Now that is a nice beast to have in the house! And more especially that is a nice beast to breed in the house, to maintain, feed, shelter, and encourage.

When shall we be willing to face the simple fact that the preparation of food is not a suitable process for the home?

The vegetarian will say that if we eliminate meat all will be well; let him read again my tale of the Cabbage and the Bluebottle. But meat is unquestionably the worst of our food supply as far as flies are concerned. The fly delights in the voluminous cow, even while alive; thrives in her stable, makes free with her milk, and follows her from steak to soup with ceaseless interest. If we had no meat, no fish, no milk, no cheese, no butter, no eggs, we should reduce our bait a little; but there would still remain plenty of fly provender, and also the horses to bring it to our myriad doors.
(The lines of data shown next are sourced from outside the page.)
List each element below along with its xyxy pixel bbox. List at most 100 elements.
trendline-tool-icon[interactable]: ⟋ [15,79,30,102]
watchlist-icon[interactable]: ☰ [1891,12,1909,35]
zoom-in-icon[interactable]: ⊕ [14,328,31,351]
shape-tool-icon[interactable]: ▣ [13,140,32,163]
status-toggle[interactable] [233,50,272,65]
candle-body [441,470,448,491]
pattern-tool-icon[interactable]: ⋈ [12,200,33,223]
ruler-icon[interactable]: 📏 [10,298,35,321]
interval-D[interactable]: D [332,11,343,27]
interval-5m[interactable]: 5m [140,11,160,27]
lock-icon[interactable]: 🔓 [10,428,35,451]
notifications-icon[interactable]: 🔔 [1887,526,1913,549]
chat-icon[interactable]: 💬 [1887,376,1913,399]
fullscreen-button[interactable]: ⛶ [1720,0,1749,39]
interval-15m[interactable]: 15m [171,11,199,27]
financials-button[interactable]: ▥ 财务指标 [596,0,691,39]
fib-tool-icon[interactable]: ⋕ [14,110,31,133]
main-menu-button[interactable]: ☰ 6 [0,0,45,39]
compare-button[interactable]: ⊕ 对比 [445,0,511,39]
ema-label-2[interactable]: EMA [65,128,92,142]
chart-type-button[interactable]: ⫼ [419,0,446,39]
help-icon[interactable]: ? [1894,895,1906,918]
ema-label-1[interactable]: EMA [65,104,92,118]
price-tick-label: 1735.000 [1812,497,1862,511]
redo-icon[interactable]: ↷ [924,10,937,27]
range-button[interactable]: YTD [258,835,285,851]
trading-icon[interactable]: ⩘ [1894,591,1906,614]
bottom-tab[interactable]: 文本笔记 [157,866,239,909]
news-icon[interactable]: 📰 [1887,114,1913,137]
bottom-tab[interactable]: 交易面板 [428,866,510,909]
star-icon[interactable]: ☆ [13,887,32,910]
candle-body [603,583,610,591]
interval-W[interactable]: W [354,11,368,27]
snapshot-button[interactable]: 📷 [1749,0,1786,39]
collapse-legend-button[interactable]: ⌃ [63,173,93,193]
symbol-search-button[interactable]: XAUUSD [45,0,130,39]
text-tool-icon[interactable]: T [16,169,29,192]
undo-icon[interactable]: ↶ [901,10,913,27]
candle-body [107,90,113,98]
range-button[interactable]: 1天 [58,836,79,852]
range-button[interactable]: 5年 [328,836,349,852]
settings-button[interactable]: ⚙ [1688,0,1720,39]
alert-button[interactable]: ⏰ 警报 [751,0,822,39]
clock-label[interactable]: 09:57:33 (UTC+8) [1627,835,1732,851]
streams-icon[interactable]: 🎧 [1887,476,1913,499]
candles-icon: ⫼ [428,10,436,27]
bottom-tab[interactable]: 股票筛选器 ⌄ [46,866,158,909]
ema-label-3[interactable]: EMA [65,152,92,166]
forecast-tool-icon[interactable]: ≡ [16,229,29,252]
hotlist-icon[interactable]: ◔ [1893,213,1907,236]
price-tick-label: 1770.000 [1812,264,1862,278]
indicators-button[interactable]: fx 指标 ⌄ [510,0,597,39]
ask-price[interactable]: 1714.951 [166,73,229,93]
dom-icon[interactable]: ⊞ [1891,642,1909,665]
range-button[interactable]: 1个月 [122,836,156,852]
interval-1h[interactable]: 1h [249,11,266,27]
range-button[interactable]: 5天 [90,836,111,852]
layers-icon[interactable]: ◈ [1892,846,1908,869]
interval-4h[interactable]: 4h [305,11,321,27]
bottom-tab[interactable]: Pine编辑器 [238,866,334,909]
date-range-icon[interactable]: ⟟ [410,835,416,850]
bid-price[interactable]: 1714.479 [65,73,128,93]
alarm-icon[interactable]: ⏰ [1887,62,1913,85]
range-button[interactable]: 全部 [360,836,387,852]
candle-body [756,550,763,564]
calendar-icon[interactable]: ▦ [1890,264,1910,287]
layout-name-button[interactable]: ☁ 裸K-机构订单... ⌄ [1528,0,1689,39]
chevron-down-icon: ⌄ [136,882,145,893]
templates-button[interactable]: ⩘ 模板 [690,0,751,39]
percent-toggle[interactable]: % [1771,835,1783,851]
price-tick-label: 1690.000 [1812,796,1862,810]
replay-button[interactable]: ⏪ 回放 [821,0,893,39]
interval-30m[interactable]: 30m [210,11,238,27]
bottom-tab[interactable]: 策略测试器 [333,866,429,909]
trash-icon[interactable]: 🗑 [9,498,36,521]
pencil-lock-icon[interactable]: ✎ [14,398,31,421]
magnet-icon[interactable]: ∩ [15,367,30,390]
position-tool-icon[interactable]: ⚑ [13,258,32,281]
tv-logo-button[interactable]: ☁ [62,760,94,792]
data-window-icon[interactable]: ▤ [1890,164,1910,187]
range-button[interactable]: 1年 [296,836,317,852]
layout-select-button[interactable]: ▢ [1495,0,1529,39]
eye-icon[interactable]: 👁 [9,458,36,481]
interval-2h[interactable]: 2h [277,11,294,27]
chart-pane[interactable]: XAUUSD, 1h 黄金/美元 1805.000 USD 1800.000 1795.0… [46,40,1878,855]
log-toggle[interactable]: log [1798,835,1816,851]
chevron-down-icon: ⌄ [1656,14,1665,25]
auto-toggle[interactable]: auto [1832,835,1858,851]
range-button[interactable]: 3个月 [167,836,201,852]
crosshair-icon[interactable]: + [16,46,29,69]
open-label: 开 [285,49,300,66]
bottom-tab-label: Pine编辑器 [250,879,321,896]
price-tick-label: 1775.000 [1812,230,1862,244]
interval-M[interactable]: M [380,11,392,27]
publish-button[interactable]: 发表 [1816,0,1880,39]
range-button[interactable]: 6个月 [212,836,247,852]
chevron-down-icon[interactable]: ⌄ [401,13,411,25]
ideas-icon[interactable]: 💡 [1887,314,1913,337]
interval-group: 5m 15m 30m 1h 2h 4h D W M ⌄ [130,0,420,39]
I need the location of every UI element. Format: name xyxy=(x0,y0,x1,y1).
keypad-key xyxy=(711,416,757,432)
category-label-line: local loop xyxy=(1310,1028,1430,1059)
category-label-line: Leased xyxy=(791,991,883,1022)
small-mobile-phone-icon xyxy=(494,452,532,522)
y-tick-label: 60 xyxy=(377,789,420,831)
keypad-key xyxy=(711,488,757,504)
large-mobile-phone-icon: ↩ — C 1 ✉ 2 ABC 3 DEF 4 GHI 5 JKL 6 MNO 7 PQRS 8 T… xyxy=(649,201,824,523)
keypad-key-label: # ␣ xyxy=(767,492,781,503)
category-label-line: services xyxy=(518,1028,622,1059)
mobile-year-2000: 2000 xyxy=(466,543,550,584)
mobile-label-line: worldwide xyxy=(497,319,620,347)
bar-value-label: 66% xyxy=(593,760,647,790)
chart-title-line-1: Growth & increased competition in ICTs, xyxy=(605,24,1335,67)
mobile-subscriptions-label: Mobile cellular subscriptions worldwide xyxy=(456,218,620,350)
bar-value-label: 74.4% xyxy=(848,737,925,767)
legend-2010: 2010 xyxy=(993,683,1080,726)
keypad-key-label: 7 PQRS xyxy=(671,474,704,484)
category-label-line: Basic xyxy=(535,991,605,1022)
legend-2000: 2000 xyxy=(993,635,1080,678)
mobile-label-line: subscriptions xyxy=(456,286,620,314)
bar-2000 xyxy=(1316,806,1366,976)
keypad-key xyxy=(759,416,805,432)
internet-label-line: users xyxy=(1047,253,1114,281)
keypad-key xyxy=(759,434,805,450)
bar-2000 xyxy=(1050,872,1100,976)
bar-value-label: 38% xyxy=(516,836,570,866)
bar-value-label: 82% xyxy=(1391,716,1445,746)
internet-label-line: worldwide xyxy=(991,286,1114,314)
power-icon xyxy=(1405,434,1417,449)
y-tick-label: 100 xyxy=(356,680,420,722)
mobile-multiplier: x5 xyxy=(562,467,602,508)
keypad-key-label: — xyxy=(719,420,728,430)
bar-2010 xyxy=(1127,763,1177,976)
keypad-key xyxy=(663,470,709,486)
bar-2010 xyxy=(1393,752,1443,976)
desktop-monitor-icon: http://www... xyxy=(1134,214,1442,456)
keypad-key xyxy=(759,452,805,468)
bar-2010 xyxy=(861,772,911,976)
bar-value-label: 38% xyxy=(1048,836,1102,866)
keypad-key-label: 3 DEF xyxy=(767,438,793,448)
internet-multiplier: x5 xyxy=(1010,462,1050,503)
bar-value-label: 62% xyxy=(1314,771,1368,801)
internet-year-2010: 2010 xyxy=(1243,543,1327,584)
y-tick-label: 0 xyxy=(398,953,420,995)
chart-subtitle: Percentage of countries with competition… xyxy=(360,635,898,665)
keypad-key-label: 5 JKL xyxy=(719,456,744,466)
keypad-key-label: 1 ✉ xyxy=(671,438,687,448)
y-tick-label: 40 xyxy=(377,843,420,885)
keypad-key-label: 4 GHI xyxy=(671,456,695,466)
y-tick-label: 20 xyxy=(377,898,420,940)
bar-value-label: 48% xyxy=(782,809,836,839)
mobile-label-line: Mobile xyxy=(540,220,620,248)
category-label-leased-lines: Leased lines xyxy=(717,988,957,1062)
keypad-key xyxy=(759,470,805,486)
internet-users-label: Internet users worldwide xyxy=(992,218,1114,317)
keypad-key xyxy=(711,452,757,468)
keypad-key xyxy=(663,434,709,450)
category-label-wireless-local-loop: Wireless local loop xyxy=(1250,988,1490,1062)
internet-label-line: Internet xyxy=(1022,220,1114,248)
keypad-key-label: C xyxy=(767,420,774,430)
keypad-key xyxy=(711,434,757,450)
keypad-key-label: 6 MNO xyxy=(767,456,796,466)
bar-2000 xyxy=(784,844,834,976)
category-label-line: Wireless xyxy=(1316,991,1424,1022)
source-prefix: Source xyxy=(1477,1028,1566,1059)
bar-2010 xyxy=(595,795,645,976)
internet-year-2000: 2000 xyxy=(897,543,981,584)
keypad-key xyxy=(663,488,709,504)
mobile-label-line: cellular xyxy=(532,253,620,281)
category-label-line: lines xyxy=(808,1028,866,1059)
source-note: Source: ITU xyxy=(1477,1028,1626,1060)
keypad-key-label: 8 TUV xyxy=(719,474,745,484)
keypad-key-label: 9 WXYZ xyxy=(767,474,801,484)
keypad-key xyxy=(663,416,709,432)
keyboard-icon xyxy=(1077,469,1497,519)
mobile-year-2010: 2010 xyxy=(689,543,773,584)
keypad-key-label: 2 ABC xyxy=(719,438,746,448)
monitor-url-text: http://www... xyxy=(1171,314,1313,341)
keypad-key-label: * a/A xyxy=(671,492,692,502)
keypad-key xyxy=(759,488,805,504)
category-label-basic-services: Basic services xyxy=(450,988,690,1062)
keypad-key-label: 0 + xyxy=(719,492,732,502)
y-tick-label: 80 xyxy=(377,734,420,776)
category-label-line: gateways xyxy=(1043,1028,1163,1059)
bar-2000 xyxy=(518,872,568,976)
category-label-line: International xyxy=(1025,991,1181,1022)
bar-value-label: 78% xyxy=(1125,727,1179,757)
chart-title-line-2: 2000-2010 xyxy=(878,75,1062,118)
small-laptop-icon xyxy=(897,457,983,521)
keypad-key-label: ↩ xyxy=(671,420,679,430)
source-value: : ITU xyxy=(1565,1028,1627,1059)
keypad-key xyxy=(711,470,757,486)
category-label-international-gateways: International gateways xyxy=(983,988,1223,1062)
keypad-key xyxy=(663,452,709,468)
Why not keep the food and leave out the fly?

Let us for once fairly face the possibility of a home without a kitchen.

Look at it—a real house, in no way different from any other house in front. But it does differ in the back—for it has no back! Its back is another front, just as pretty, just as dignified, just as clean. There is a dining-room in this house, cool, sweet, well-screened from passing, vagrant winged things, but that is all; no kitchen, no kitchen-sink, no raw meat coming in and garbage going out, no grease, no smell of frying.